Exposition Magie et Loup des Pyrénées

Dans le cadre de l’exposition temporaire Magies – Sorcelleries du muséum de Toulouse (19/12/2020 – 02/01/2022), coproduite avec le musée des confluences de Lyon, un loup naturalisé a été présenté aux visiteurs. Il s’agit d’un des derniers loups autochtones des Pyrénées, abattu en 1861 aux Cabannes en Ariège. A ce titre, il appartient à la même sous-espèce de loup gris que celle que l’on retrouve des monts Cantabriques jusqu’en Sibérie : le Loup gris commun ou Loup d’Eurasie, Canis lupus lupus. Certains auteurs considèrent cependant que le Loup ibérique, endémique à cette péninsule, constitue une autre sous-espèce, Canis lupus signatus, qui serait caractérisée par une marque sombre située au niveau des pattes antérieures. Dans tous les cas, ce loup des Pyrénées n’appartient pas à la même sous-espèce que le loup d’Italie, Canis lupus italicus, qui a recolonisé naturellement, depuis le Mercantour, la chaîne pyrénéenne par les Pyrénées-Orientales à partir de 1999.

Loup qui es-tu ?

Le Loup gris est le plus grand canidé au monde.

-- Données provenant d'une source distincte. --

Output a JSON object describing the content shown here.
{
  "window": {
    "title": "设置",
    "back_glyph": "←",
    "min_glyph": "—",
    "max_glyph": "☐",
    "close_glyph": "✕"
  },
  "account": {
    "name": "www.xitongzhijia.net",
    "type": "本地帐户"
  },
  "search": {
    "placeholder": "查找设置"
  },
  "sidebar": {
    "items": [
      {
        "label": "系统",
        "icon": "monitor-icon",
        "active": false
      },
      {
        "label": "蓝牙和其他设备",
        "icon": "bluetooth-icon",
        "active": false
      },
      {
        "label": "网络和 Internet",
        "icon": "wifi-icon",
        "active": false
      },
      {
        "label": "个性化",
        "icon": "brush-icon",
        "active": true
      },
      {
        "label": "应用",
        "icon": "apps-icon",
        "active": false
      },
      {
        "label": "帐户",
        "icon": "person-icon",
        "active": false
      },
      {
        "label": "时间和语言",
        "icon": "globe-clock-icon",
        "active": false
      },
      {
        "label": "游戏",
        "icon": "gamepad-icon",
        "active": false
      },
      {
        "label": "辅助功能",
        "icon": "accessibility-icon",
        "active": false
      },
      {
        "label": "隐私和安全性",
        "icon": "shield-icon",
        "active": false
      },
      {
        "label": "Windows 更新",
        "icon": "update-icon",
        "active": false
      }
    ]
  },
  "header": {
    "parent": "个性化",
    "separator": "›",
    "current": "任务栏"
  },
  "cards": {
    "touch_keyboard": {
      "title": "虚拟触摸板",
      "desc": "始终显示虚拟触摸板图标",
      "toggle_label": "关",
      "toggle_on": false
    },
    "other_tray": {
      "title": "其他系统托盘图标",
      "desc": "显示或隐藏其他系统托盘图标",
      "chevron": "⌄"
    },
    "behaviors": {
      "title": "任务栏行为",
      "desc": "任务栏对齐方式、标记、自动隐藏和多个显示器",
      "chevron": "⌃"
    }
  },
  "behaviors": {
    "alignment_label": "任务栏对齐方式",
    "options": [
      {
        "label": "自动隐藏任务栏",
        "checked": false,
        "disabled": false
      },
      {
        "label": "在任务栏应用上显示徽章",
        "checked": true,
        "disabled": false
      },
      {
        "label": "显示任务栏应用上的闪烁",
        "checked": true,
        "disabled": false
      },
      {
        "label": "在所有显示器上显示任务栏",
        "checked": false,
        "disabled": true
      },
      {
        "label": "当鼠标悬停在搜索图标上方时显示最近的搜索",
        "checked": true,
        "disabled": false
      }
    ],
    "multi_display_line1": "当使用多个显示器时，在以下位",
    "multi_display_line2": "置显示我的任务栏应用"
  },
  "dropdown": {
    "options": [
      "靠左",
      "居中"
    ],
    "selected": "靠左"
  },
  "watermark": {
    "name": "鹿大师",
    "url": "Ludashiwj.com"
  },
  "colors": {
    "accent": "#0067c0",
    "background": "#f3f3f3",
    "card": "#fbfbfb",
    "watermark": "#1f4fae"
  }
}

Canis lupus, collections du muséum de Toulouse
Loup des Pyrénées naturalisé, Les Cabannes (Ariège), 1861, coll. muséum, exposition temporaire Magies - Sorcelleries. MHNT.CARN.120, photo. : Jacques Sierpinski

Il comprend 11 sous-espèces vivant sur les continents américains et eurasiatiques depuis plus de 200 000 ans. Son habitat privilégié correspond à la steppe et à la taïga, mais l’implantation humaine l’a obligé à chercher refuge dans les forêts tempérées des montagnes ou le grand Nord. Coureur de fond impressionnant, le loup peut parcourir 60 km en une nuit. Sa longueur peut aller jusqu’à 1,80 m pour 90 cm au garrot, et son poids peut atteindre 80 kg. Toutefois, suivant les sous-espèces, sa longueur n’excède généralement pas 1,60 m, pour 70 cm au garrot, et son poids 40 kg. Dotée de fortes canines, la mâchoire du loup est par ailleurs plus puissante que celle du chien. La domestication du loup pratiqué par l’homme en Eurasie il y a près de 20 000 ans (entre 15 000 et 30 000 ans) serait à l’origine des premiers chiens, dont la diversité des races produites jusqu’à aujourd’hui a été obtenu par sélection artificielle.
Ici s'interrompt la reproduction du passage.